I had an Original 1967 Mustang
, I bought it from the original purchaser with papers in 1978, that car still runs like a champion, original 300ci 6cyl Canadian Forged Ford Motor. 1 bbl Carb, 3 on the floor. she can out torque almost any car that comes next to her in the 1/8th, sheI own them, that is all original, I rebuilt the motor at 240,000 miles, used OEM Ford parts.
You have just about managed to ruin a very very sweet ride.
But that is your thing, so go for it, I suspect a Fuse Block, or Fusible Link , which were not made in 1967, but sounds like one of them add on electric components and all that goofy wiring that was not needed is what pooched the electrical system.
You need to have the Negative Terminal off the battery.
Positive Lead off the starter.
That is like car repair 101 stuff, if there is no ground, there can be no ignition.
If there is Ground, a circuit can be completed by any slipped wire or dropped metal object that touches Ground.
I have seen people do that , I have seen them almost lose digits when the car all of a sudden cranked.
Get a Haynes or Chiltons Manual, get both, read them.
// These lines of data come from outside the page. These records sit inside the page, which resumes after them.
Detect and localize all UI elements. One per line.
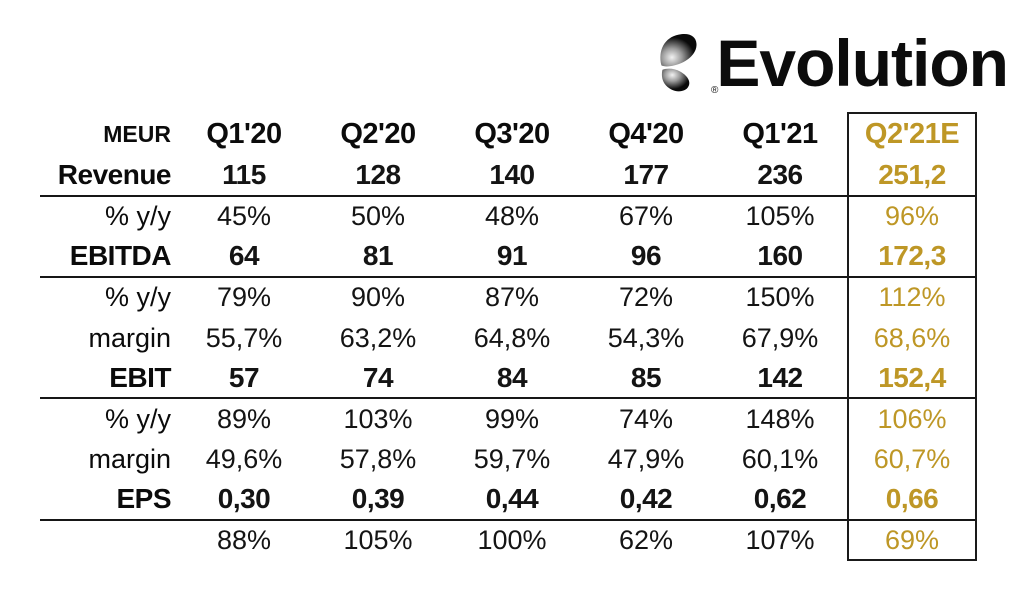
- table-row: EBIT 57 74 84 85 142 152,4: [40, 359, 977, 399]
- quarter-header-cell: Q3'20: [474, 117, 550, 150]
- row-label: % y/y: [104, 403, 171, 434]
- cell: 0,62: [753, 483, 807, 515]
- cell: 88%: [216, 525, 272, 556]
- cell: 55,7%: [205, 322, 283, 353]
- cell: 0,42: [619, 483, 673, 515]
- cell: 0,39: [351, 483, 405, 515]
- evolution-double-leaf-icon: ®: [656, 31, 718, 96]
- quarter-header-cell: Q1'20: [206, 117, 282, 150]
- cell: 236: [757, 159, 803, 191]
- cell: 64,8%: [473, 322, 551, 353]
- registered-trademark-symbol: ®: [710, 85, 719, 96]
- cell: 67,9%: [741, 322, 819, 353]
- cell: 0,66: [885, 483, 939, 515]
- cell: 63,2%: [339, 322, 417, 353]
- cell: 128: [355, 159, 401, 191]
- table-row: EPS 0,30 0,39 0,44 0,42 0,62 0,66: [40, 480, 977, 521]
- cell: 0,30: [217, 483, 271, 515]
- cell: 115: [222, 159, 266, 191]
- quarter-header-cell: Q4'20: [608, 117, 684, 150]
- cell: 74%: [618, 403, 674, 434]
- cell: 152,4: [878, 361, 946, 393]
- cell: 85: [630, 361, 662, 393]
- cell: 81: [362, 240, 394, 272]
- row-label: % y/y: [104, 201, 171, 232]
- row-label: margin: [88, 322, 171, 353]
- cell: 57,8%: [339, 444, 417, 475]
- cell: 45%: [216, 201, 272, 232]
- cell: 103%: [343, 403, 413, 434]
- cell: 96%: [884, 201, 940, 232]
- quarter-header-cell: Q2'21E: [864, 117, 960, 150]
- cell: 105%: [745, 201, 815, 232]
- cell: 79%: [216, 282, 272, 313]
- cell: 89%: [216, 403, 272, 434]
- cell: 60,1%: [741, 444, 819, 475]
- cell: 150%: [745, 282, 815, 313]
- row-label: EBITDA: [69, 240, 172, 272]
- cell: 112%: [878, 282, 946, 313]
- table-row: 88% 105% 100% 62% 107% 69%: [40, 521, 977, 562]
- cell: 74: [362, 361, 394, 393]
- cell: 140: [489, 159, 535, 191]
- cell: 99%: [484, 403, 540, 434]
- cell: 68,6%: [873, 322, 951, 353]
- cell: 62%: [618, 525, 674, 556]
- cell: 148%: [745, 403, 815, 434]
- table-row: % y/y 79% 90% 87% 72% 150% 112%: [40, 278, 977, 319]
- cell: 251,2: [878, 159, 946, 191]
- cell: 54,3%: [607, 322, 685, 353]
- cell: 91: [496, 240, 528, 272]
- cell: 67%: [618, 201, 674, 232]
- cell: 57: [228, 361, 260, 393]
- cell: 49,6%: [205, 444, 283, 475]
- cell: 142: [757, 361, 803, 393]
- cell: 96: [630, 240, 662, 272]
- table-row: margin 55,7% 63,2% 64,8% 54,3% 67,9% 68,6%: [40, 318, 977, 359]
- cell: 177: [623, 159, 669, 191]
- row-label: % y/y: [104, 282, 171, 313]
- cell: 106%: [877, 403, 947, 434]
- cell: 60,7%: [873, 444, 951, 475]
- unit-header-cell: MEUR: [103, 120, 171, 147]
- cell: 64: [228, 240, 260, 272]
- quarter-header-cell: Q1'21: [742, 117, 818, 150]
- row-label: EPS: [116, 483, 171, 515]
- cell: 100%: [477, 525, 547, 556]
- cell: 72%: [618, 282, 674, 313]
- quarter-header-cell: Q2'20: [340, 117, 416, 150]
- row-label: margin: [88, 444, 171, 475]
- cell: 90%: [350, 282, 406, 313]
- cell: 160: [757, 240, 803, 272]
- evolution-logo: ® Evolution: [656, 26, 1009, 100]
- table-row: % y/y 45% 50% 48% 67% 105% 96%: [40, 197, 977, 238]
- cell: 172,3: [878, 240, 946, 272]
- table-header-row: MEUR Q1'20 Q2'20 Q3'20 Q4'20 Q1'21 Q2'21E: [40, 112, 977, 156]
- cell: 48%: [484, 201, 540, 232]
- table-row: EBITDA 64 81 91 96 160 172,3: [40, 237, 977, 278]
- cell: 50%: [350, 201, 406, 232]
- cell: 69%: [884, 525, 940, 556]
- row-label: Revenue: [57, 159, 172, 191]
- table-row: % y/y 89% 103% 99% 74% 148% 106%: [40, 399, 977, 440]
- cell: 87%: [484, 282, 540, 313]
- table-row: Revenue 115 128 140 177 236 251,2: [40, 156, 977, 197]
- cell: 0,44: [485, 483, 539, 515]
- row-label: EBIT: [109, 361, 171, 393]
- cell: 105%: [343, 525, 413, 556]
- cell: 107%: [745, 525, 815, 556]
- cell: 47,9%: [607, 444, 685, 475]
- quarterly-results-table: MEUR Q1'20 Q2'20 Q3'20 Q4'20 Q1'21 Q2'21E Reven…: [40, 112, 977, 561]
- cell: 59,7%: [473, 444, 551, 475]
- table-row: margin 49,6% 57,8% 59,7% 47,9% 60,1% 60,7%: [40, 440, 977, 481]
- cell: 84: [496, 361, 528, 393]
- brand-name: Evolution: [716, 26, 1009, 100]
They will say Remove the battery. That knocks out any chance of it exploding in your face or starting the crank on a whoops.
Now that you have read that manual, read the Manual that came with all those junk add ons you did not need.
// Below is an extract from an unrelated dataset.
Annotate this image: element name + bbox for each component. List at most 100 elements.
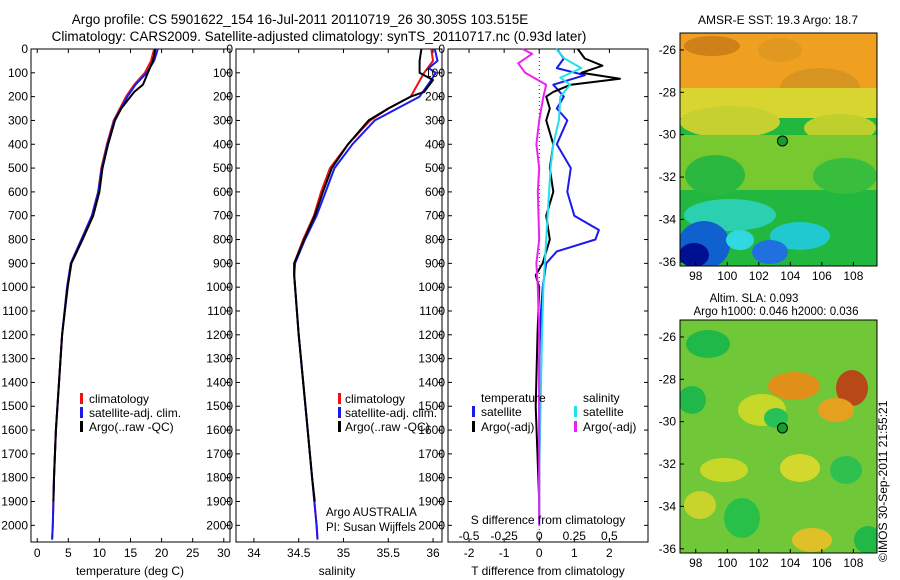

After you have removed about 25 lbs of junk, you might be near an original Mustang.
Wait a sec, you never mentioned the engine, ut oh, you went a bought a chop shop Mustang.
Ok, so work with what you have, you have a 67 Mustang Body with an unknown ford motor.
I wired my 67 twice, the two times it needed it, I never added anything to it, I never took anything off that was still working.
The column had three wires, Hot, Ground and Neutral.Or Positive, Negative and Neutral.
The only way to read the Voltage/Wattage and Amperage on a battery is when the battery is under load.
Go up to any 12v battery, and dry test it, yep, it has power!
they all do.
Under Load , when the motor is running, is when you test it, that way you will see if there is a bad draw, too much in, too much out, you know the stuff that is not right.
Then you can determine where to look at next, if the batt is overcharging, alternator is over amping, if battery is losing charge, is a short, a bad connection or alternator is worn out.
Those old cars are so simple, do not over-complicate a simple 12v system.
That is just not right and ruins any collectible value that car may have once had.
Sorry to be so but c?on man, is a simple 12v (unknown CI) Ford Motor.
Thats 50 years of Ford Mustang your looking at, Lee Iacoca was a genius!